TRACK | FIVE BUCKS – dunno

5/5 golden merles

Egg punk / devocore excellence in its nascent form from Italy, “dunno” leads off a ravenous set of bedroom demos. They are refined well beyond the point of standard demo production, perfectly patina’d in the phaser and verb. Fangs lifted from the nightstand and affixed, it’s come early this year: a very happy underwater Halloween to all who celebrate.

A top tier example of this beaming, radiant golden era of home recordings, producing much in the way of admirable reinterpretations of what constitutes wonder through the prism of shared influence. Things are getting weirder and better, as far as I know. And all while honing the human heart and core of the thing.

A great set and it has received the seal of approval from two global champs in the cause of promoting the intricate and warped: tapes from Painters Tapes (Detroit/US) and Syf Records (Poland) for the EU buyers.

TRACK | DADGAD – Control

5/5 golden merles

“Control” is pulsing and moderately remorseless post-egg-punk from Rome. There’s great calibration to the balanced assemblage of digi drums, weighted to within an inch of collapse, and that guitar/synth melody cloaking the percussive tremor.

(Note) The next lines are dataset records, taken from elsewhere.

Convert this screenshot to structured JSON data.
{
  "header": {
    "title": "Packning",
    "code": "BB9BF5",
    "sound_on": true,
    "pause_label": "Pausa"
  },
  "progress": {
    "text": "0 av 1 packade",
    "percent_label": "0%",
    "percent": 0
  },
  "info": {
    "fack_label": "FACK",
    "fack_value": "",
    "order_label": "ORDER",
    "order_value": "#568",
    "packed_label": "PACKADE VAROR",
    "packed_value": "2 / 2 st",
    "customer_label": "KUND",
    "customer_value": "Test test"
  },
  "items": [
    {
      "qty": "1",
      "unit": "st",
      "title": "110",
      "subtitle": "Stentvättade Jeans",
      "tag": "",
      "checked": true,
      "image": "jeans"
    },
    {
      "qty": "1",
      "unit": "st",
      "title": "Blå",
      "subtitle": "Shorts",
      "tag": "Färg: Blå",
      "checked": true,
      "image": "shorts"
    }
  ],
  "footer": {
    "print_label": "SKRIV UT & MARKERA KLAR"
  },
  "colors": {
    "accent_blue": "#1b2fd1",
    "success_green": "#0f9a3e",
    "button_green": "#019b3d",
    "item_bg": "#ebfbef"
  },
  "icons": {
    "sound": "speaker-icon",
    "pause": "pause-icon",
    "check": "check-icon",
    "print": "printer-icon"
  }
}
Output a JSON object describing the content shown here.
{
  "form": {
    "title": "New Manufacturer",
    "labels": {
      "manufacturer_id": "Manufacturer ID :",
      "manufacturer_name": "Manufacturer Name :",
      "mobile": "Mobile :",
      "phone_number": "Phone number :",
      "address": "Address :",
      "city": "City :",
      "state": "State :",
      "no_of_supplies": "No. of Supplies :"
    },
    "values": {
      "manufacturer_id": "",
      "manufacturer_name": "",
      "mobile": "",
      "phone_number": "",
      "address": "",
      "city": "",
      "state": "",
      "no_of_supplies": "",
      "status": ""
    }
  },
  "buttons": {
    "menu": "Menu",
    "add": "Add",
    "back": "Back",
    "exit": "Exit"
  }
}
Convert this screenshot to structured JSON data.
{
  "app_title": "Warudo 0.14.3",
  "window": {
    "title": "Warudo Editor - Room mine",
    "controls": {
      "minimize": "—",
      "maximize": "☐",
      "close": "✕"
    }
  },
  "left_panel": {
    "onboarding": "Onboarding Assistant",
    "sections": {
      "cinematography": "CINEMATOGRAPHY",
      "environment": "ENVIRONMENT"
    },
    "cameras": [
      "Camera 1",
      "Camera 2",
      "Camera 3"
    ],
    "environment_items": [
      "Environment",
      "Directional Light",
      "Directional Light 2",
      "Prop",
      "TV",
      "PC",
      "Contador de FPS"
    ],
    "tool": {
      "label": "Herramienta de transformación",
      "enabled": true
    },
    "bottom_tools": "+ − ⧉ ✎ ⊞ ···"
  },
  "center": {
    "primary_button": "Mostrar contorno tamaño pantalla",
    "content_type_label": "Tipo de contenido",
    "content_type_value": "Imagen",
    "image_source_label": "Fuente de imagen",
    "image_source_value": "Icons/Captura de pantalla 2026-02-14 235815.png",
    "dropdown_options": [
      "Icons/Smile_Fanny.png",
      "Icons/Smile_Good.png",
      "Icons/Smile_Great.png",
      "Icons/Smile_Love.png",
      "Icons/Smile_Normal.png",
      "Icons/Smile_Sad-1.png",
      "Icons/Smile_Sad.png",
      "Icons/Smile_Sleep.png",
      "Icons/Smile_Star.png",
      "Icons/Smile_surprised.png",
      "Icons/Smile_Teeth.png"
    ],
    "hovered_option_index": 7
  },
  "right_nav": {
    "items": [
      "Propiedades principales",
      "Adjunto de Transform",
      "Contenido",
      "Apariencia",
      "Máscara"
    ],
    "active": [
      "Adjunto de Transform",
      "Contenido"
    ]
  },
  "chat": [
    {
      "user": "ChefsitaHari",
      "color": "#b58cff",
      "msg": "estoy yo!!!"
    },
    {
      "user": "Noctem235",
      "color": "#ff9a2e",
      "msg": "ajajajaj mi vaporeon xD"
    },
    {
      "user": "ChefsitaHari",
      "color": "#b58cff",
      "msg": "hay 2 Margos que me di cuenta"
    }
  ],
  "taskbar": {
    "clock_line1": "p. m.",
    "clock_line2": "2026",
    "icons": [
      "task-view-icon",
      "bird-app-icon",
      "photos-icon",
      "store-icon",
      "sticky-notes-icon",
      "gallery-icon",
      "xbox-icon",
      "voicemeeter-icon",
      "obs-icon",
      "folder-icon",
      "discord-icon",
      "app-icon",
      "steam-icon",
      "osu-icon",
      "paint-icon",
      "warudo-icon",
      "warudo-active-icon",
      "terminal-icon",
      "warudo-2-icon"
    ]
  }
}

There’s lots of good and uncanny foreboding to it despite the relaxed pacing and inflection. The vocals are crisp, burnt up nice, presiding from postern, behind the delicate horde amassed up front. The EP carries on like this, considered and detailed throughout, and it’s all a great relief, frankly.

There is a run of 47 tapes out from Detroit’s stellar Painters Tapes for $5 USD. You can still get it at the time of posting.